Additional data from the study showed that age, sex, and treatment during COVID-19 were not associated with JCV seroconversion in the analysis. Study authors noted that the overall annual seroconversion rate found in this cohort of 6.51% was slightly lower compared with the seroconversion rates found in other cohorts, possibly due to the fact that it includes many patients on EID.
Prior to this study, the NOVA trial, a large-scale study in which patients were randomized to receive natalizumab either every 4 weeks or every 6 weeks, showed that most patients could be safely treated every 6 weeks without compromising efficacy.2 Based on the variability in trough concentrations among EID patients, van Kempen et al defined observation periods by natalizumab trough concentrations rather than treatment intervals.
"Based on the results of the NOVA trial, we recommend initiating EID with 6-week intervals and suggest further extending the intervals in patients who still have high trough concentrations at 6 weeks to reach a trough concentration below 15 µg/mL, for example, by aiming for a trough concentration between 5 and 10 µg/mL," the study authors wrote.
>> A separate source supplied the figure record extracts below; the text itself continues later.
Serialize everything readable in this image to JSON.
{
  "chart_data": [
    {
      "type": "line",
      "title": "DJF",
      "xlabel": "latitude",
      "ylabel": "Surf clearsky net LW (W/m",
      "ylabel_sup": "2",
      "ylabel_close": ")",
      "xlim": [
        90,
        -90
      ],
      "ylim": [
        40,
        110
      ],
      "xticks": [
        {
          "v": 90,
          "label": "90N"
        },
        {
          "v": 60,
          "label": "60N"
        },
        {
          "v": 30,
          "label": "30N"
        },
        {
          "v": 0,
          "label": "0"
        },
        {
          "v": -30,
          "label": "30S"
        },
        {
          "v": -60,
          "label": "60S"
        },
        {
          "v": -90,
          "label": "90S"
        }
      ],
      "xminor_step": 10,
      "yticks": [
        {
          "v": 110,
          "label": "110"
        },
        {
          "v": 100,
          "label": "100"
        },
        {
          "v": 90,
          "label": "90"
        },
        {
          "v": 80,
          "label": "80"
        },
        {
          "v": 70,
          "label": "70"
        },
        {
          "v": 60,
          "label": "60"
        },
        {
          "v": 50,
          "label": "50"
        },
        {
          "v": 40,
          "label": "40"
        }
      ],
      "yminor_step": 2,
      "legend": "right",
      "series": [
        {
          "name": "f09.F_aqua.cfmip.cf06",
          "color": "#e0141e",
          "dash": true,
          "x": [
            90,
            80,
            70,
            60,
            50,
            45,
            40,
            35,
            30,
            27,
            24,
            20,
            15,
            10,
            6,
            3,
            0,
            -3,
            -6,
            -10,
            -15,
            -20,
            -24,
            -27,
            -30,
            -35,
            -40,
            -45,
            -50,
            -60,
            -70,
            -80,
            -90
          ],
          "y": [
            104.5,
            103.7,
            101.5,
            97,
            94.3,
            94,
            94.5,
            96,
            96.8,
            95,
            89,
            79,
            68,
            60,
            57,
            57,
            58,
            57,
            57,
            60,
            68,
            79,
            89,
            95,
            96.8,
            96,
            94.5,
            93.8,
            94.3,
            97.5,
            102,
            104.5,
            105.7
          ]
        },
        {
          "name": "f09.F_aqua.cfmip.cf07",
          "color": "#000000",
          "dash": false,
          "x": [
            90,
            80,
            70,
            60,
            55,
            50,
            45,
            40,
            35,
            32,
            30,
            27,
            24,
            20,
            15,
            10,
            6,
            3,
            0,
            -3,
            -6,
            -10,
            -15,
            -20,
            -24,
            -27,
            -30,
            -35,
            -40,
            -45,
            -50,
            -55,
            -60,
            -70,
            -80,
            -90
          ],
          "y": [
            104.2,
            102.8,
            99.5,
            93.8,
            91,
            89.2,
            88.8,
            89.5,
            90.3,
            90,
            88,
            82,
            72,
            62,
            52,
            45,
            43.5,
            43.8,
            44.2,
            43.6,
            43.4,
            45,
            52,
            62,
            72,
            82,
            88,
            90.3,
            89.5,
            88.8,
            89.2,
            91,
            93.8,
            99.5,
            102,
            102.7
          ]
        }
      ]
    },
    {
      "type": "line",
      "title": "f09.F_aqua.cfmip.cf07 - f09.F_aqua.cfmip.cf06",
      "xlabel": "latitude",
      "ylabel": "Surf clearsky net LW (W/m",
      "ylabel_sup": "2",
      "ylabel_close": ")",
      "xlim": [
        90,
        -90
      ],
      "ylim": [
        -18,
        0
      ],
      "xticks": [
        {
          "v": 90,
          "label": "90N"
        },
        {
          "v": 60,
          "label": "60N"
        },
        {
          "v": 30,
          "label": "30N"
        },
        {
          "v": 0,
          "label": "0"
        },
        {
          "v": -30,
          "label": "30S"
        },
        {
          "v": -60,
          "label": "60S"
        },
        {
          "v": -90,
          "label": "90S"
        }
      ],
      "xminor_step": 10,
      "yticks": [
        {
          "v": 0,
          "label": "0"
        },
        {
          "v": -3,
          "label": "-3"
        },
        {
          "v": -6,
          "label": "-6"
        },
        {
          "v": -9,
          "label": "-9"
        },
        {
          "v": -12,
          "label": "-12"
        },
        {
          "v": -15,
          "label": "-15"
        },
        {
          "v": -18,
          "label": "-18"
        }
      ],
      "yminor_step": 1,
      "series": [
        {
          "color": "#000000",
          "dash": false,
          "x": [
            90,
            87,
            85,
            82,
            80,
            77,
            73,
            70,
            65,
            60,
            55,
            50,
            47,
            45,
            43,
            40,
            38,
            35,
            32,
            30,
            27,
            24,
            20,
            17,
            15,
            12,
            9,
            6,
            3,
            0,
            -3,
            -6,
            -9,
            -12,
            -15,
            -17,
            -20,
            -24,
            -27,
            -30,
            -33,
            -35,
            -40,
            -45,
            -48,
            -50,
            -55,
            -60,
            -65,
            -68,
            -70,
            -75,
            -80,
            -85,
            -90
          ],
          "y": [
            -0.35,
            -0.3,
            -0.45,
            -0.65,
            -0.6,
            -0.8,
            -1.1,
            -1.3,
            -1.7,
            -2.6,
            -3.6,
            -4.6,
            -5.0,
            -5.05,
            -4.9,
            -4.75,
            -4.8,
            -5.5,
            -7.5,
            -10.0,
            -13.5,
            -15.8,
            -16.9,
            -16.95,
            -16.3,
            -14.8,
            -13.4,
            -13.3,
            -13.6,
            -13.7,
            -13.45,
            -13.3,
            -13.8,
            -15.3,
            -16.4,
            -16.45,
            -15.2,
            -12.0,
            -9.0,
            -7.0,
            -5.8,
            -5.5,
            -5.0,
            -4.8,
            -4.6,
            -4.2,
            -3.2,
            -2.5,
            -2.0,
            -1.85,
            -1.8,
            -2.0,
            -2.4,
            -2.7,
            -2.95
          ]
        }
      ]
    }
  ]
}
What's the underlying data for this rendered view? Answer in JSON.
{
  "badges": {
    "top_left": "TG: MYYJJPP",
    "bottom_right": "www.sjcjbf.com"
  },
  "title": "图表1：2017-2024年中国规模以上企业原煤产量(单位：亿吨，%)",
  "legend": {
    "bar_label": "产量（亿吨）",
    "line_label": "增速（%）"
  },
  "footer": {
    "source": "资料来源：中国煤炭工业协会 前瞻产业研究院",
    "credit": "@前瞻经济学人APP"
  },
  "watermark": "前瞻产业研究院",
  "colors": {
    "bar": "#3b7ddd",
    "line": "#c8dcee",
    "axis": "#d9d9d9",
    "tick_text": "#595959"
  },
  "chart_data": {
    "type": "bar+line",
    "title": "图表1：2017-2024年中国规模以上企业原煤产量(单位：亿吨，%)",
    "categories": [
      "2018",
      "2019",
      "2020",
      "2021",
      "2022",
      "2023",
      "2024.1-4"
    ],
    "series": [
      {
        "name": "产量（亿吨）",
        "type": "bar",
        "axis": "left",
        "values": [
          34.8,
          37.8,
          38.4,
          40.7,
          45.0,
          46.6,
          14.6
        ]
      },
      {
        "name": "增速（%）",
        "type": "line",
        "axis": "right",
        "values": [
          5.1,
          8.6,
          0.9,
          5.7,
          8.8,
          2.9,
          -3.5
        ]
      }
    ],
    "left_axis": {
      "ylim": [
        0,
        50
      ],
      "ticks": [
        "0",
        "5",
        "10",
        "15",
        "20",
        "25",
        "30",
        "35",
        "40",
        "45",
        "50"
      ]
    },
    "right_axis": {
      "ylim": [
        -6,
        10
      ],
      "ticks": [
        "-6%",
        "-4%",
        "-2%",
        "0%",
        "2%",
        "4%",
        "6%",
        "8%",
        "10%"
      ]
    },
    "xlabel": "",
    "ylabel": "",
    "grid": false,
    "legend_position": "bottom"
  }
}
"This strategy would minimize the risk of JCV seroconversion while preserving treatment efficacy by maintaining concentrations above the minimum effective level. Personalised EID of natalizumab starting at 6 weeks and targeting a trough concentration of 5 µg/mL is currently being studied in the next phase of the NEXT-MS trial, known as the SUPERNEXT (NCT04225312), with results expected in 2027."